Los delincuentes lograron apoderarse de una suma cercana a los 40 millones de pesos tras realizar diversas transacciones y retiros electrónicos mientras mantenían a la víctima privada de su libertad. La mujer permaneció bajo el control de sus captores durante un periodo de más de 40 horas, tiempo en el cual sufrió agresiones psicológicas constantes. Esta prolongada retención ilegal permitió a los asaltantes vaciar sus activos financieros antes de decidir el lugar donde abandonarían a la ciudadana para emprender su huida.
Finalmente, la víctima fue abandonada en una zona despoblada de la vía que conduce desde Bogotá hacia el municipio de Choachí, en el departamento de Cundinamarca. Tras ser auxiliada, la mujer presentó la denuncia formal que activó los protocolos de búsqueda del Gaula de la Policía Nacional. El rastreo de los movimientos bancarios y el análisis de las cámaras de seguridad en el sector de Chapinero fueron fundamentales para reconstruir la ruta seguida por los criminales aquel 22 de febrero.

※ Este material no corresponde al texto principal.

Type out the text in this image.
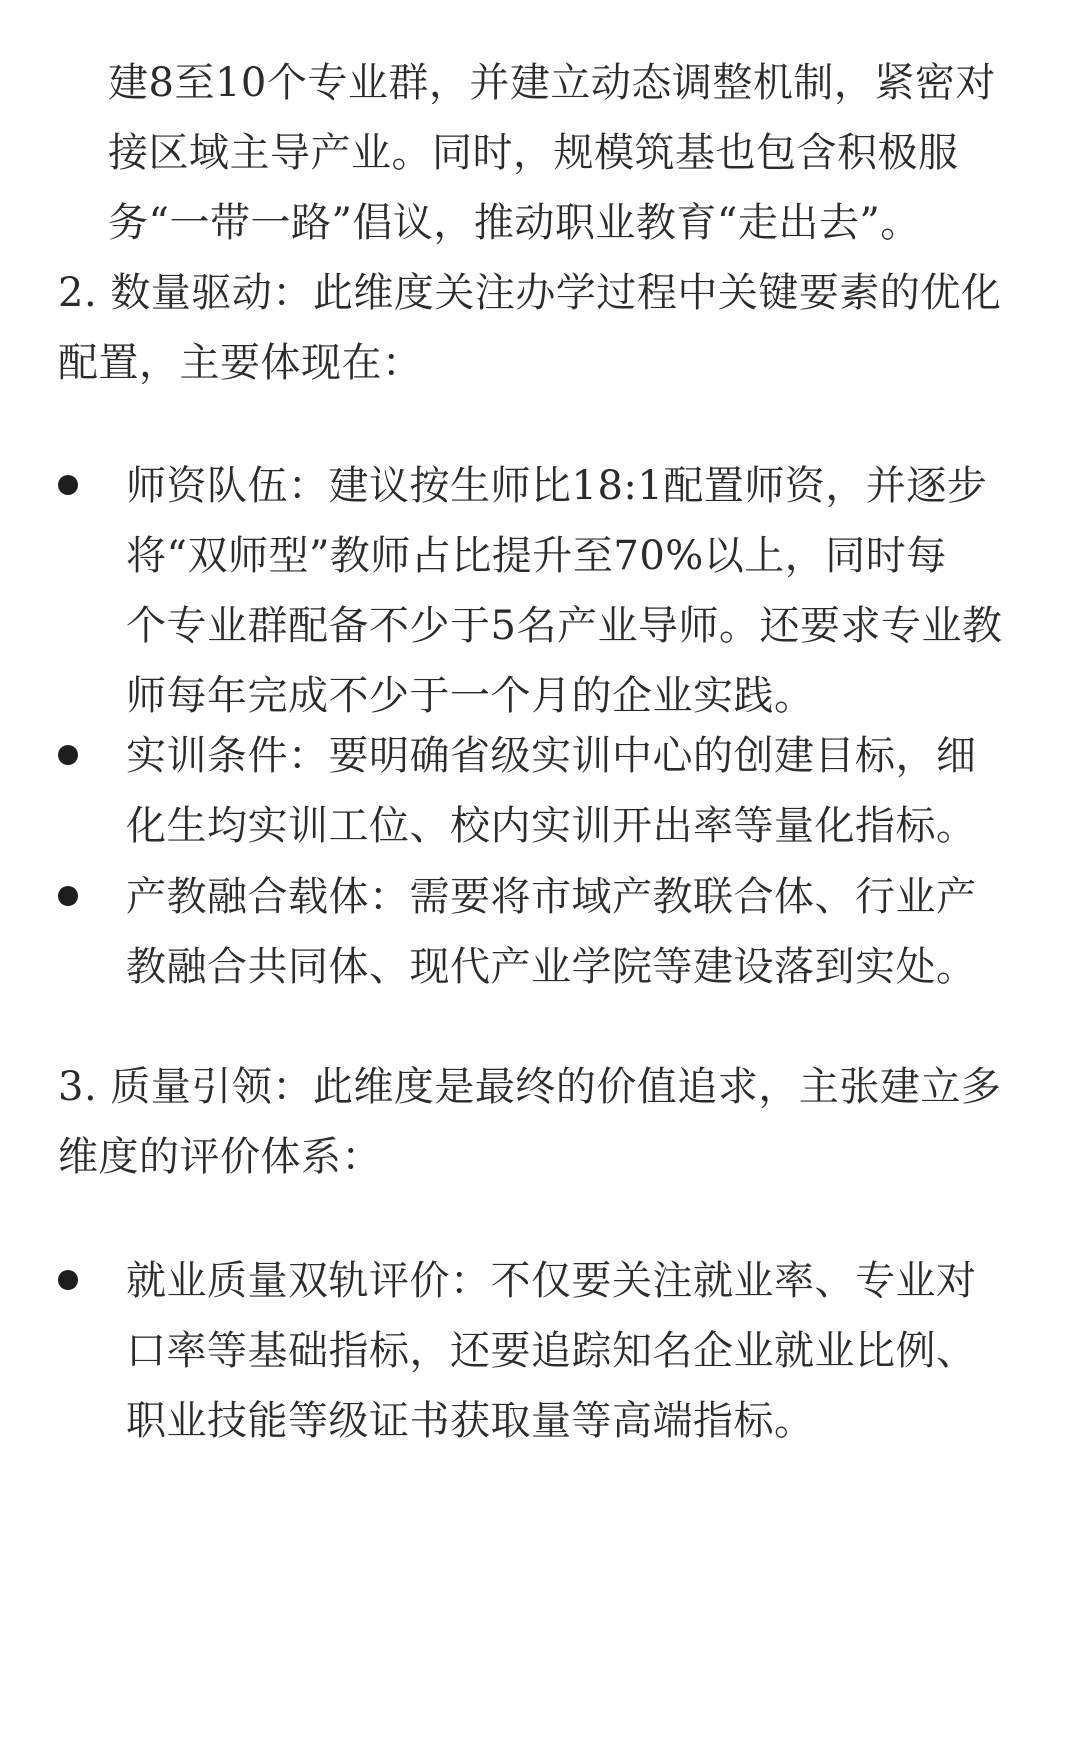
建8至10个专业群，并建立动态调整机制，紧密对
接区域主导产业。同时，规模筑基也包含积极服
务“一带一路”倡议，推动职业教育“走出去”。

2. 数量驱动：此维度关注办学过程中关键要素的优化
配置，主要体现在：

师资队伍：建议按生师比18:1配置师资，并逐步
将“双师型”教师占比提升至70%以上，同时每
个专业群配备不少于5名产业导师。还要求专业教
师每年完成不少于一个月的企业实践。

实训条件：要明确省级实训中心的创建目标，细
化生均实训工位、校内实训开出率等量化指标。

产教融合载体：需要将市域产教联合体、行业产
教融合共同体、现代产业学院等建设落到实处。

3. 质量引领：此维度是最终的价值追求，主张建立多
维度的评价体系：

就业质量双轨评价：不仅要关注就业率、专业对
口率等基础指标，还要追踪知名企业就业比例、
职业技能等级证书获取量等高端指标。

Por estos hechos de extrema gravedad, una fiscal de la Dirección Especializada contra las Organizaciones Criminales imputó a los capturados los delitos de secuestro extorsivo agravado y hurto calificado. Durante las audiencias concentradas realizadas este 28 de marzo de 2026, los hermanos Juan Pablo y Diego Armando Gómez Cardozo decidieron aceptar la totalidad de los cargos formulados por el ente acusador. Esta aceptación de cargos agiliza el proceso penal y encamina a los procesados hacia una sentencia condenatoria.
La decisión del juez de enviarlos a un centro carcelario busca proteger a la comunidad de una estructura criminal que demostró un alto nivel de planeación y violencia. La Fiscalía continuará con las indagaciones para dar con el paradero de los demás hombres que integraban el carro particular de apoyo durante el secuestro. Con esta medida de aseguramiento, las instituciones de justicia envían un mensaje claro de contundencia contra las bandas que utilizan el servicio público de taxi para delinquir.